Application of prostaglandin E2 improves ileal blood flow in NEC

Purpose: Indomethacin, a nonselective prostaglandin inhibitor used to treat patent ductus arteriosus, is associated with intestinal perforation inducing an NEC-like illness. We sought to define the contribution of prostaglandin E2 (PG E2) and its receptor EP4 to intestinal blood flow regulation in premature neonates with NEC.

Methods: Newborn Sprague-Dawley rats were randomized by litter to undergo experimental NEC induction or to serve as a CONTROL. At 48hours of age, intestinal laser Doppler blood flow was assessed at baseline and after intraperitoneal administration of indomethacin, PG E2, EP4 antagonist, or EP4 agonist. Data were analyzed using a 2-way ANOVA with post hoc Tukey-Kramer correction.

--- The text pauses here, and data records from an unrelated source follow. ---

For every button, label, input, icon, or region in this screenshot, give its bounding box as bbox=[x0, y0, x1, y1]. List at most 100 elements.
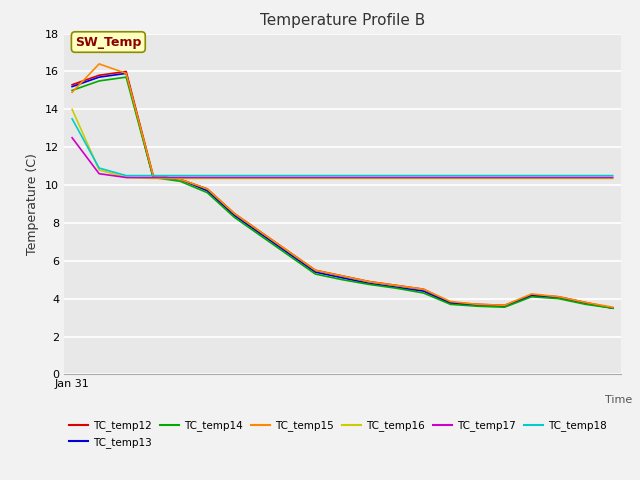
TC_temp12 bbox=[474, 301, 481, 307]
Line: TC_temp14: TC_temp14 bbox=[72, 77, 612, 308]
TC_temp14 bbox=[177, 179, 184, 184]
Legend: TC_temp12, TC_temp13, TC_temp14, TC_temp15, TC_temp16, TC_temp17, TC_temp18: TC_temp12, TC_temp13, TC_temp14, TC_temp… bbox=[69, 420, 607, 447]
TC_temp15 bbox=[582, 300, 589, 305]
TC_temp14 bbox=[528, 294, 536, 300]
TC_temp15 bbox=[365, 279, 373, 285]
TC_temp13 bbox=[555, 295, 563, 300]
TC_temp15 bbox=[285, 249, 292, 254]
TC_temp14 bbox=[500, 304, 508, 310]
TC_temp12 bbox=[285, 249, 292, 254]
TC_temp14 bbox=[149, 175, 157, 180]
TC_temp18 bbox=[285, 173, 292, 179]
TC_temp15 bbox=[230, 211, 238, 216]
TC_temp13 bbox=[365, 281, 373, 287]
TC_temp17 bbox=[339, 175, 346, 180]
TC_temp12 bbox=[95, 72, 103, 78]
TC_temp17 bbox=[149, 175, 157, 180]
TC_temp12 bbox=[122, 69, 130, 74]
TC_temp15 bbox=[500, 302, 508, 308]
TC_temp18 bbox=[149, 173, 157, 179]
TC_temp16 bbox=[392, 176, 400, 181]
TC_temp13 bbox=[447, 300, 454, 306]
TC_temp15 bbox=[204, 186, 211, 192]
Line: TC_temp13: TC_temp13 bbox=[72, 73, 612, 308]
Line: TC_temp15: TC_temp15 bbox=[72, 64, 612, 307]
TC_temp15 bbox=[528, 291, 536, 297]
TC_temp15 bbox=[420, 286, 428, 292]
TC_temp16 bbox=[339, 176, 346, 181]
TC_temp18 bbox=[339, 173, 346, 179]
TC_temp18 bbox=[95, 165, 103, 171]
Title: Temperature Profile B: Temperature Profile B bbox=[260, 13, 425, 28]
TC_temp15 bbox=[122, 71, 130, 76]
TC_temp13 bbox=[285, 251, 292, 256]
TC_temp16 bbox=[122, 175, 130, 180]
Text: SW_Temp: SW_Temp bbox=[75, 36, 141, 48]
TC_temp13 bbox=[392, 285, 400, 290]
TC_temp13 bbox=[474, 302, 481, 308]
TC_temp15 bbox=[68, 89, 76, 95]
TC_temp14 bbox=[204, 190, 211, 195]
TC_temp16 bbox=[312, 176, 319, 181]
TC_temp14 bbox=[285, 252, 292, 258]
TC_temp16 bbox=[609, 176, 616, 181]
TC_temp14 bbox=[420, 290, 428, 296]
TC_temp18 bbox=[582, 173, 589, 179]
TC_temp14 bbox=[447, 301, 454, 307]
TC_temp17 bbox=[312, 175, 319, 180]
TC_temp16 bbox=[365, 176, 373, 181]
TC_temp16 bbox=[257, 176, 265, 181]
TC_temp13 bbox=[420, 288, 428, 294]
TC_temp12 bbox=[149, 173, 157, 179]
TC_temp14 bbox=[68, 87, 76, 93]
Line: TC_temp16: TC_temp16 bbox=[72, 109, 612, 179]
TC_temp18 bbox=[500, 173, 508, 179]
TC_temp16 bbox=[528, 176, 536, 181]
TC_temp15 bbox=[339, 273, 346, 279]
TC_temp13 bbox=[312, 269, 319, 275]
TC_temp16 bbox=[95, 167, 103, 173]
TC_temp17 bbox=[528, 175, 536, 180]
TC_temp18 bbox=[392, 173, 400, 179]
TC_temp18 bbox=[474, 173, 481, 179]
Line: TC_temp17: TC_temp17 bbox=[72, 138, 612, 178]
TC_temp13 bbox=[339, 275, 346, 281]
TC_temp17 bbox=[392, 175, 400, 180]
TC_temp13 bbox=[204, 188, 211, 193]
TC_temp14 bbox=[257, 233, 265, 239]
TC_temp17 bbox=[122, 175, 130, 180]
TC_temp14 bbox=[609, 305, 616, 311]
TC_temp13 bbox=[149, 175, 157, 180]
TC_temp13 bbox=[609, 305, 616, 311]
TC_temp12 bbox=[447, 300, 454, 305]
TC_temp12 bbox=[312, 267, 319, 273]
TC_temp15 bbox=[95, 61, 103, 67]
TC_temp18 bbox=[177, 173, 184, 179]
TC_temp13 bbox=[122, 71, 130, 76]
TC_temp18 bbox=[365, 173, 373, 179]
X-axis label: Time: Time bbox=[605, 395, 632, 405]
TC_temp12 bbox=[339, 273, 346, 279]
TC_temp14 bbox=[474, 303, 481, 309]
TC_temp17 bbox=[420, 175, 428, 180]
TC_temp14 bbox=[230, 215, 238, 220]
TC_temp16 bbox=[447, 176, 454, 181]
TC_temp15 bbox=[447, 299, 454, 304]
TC_temp17 bbox=[68, 135, 76, 141]
TC_temp15 bbox=[555, 294, 563, 300]
TC_temp12 bbox=[555, 294, 563, 300]
TC_temp14 bbox=[95, 78, 103, 84]
TC_temp18 bbox=[68, 116, 76, 121]
TC_temp17 bbox=[257, 175, 265, 180]
TC_temp16 bbox=[420, 176, 428, 181]
TC_temp18 bbox=[257, 173, 265, 179]
TC_temp12 bbox=[204, 186, 211, 192]
TC_temp18 bbox=[122, 173, 130, 179]
TC_temp17 bbox=[204, 175, 211, 180]
TC_temp18 bbox=[230, 173, 238, 179]
TC_temp13 bbox=[582, 300, 589, 306]
TC_temp12 bbox=[68, 82, 76, 87]
TC_temp17 bbox=[285, 175, 292, 180]
TC_temp15 bbox=[149, 173, 157, 179]
TC_temp16 bbox=[177, 176, 184, 181]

Results: At baseline, NEC animals had lower intestinal blood flow than controls. Indomethacin, PG E2 and EP4 agonist all increased ileal blood flow, but PG E2 and EP4 agonist increased blood flow the most in NEC pups. EP4 antagonist decreased intestinal perfusion in both groups.

Conclusion: The above evidence suggests the importance of PG E2 and EP4 in regulation of neonatal intestinal blood flow. Since indomethacin treatment of patent ductus arteriosus in the premature infant is associated with an increased risk of intestinal perforation owing to compromised blood flow, PG E2 supplementation might provide intestinal protection if administered simultaneously with indomethacin.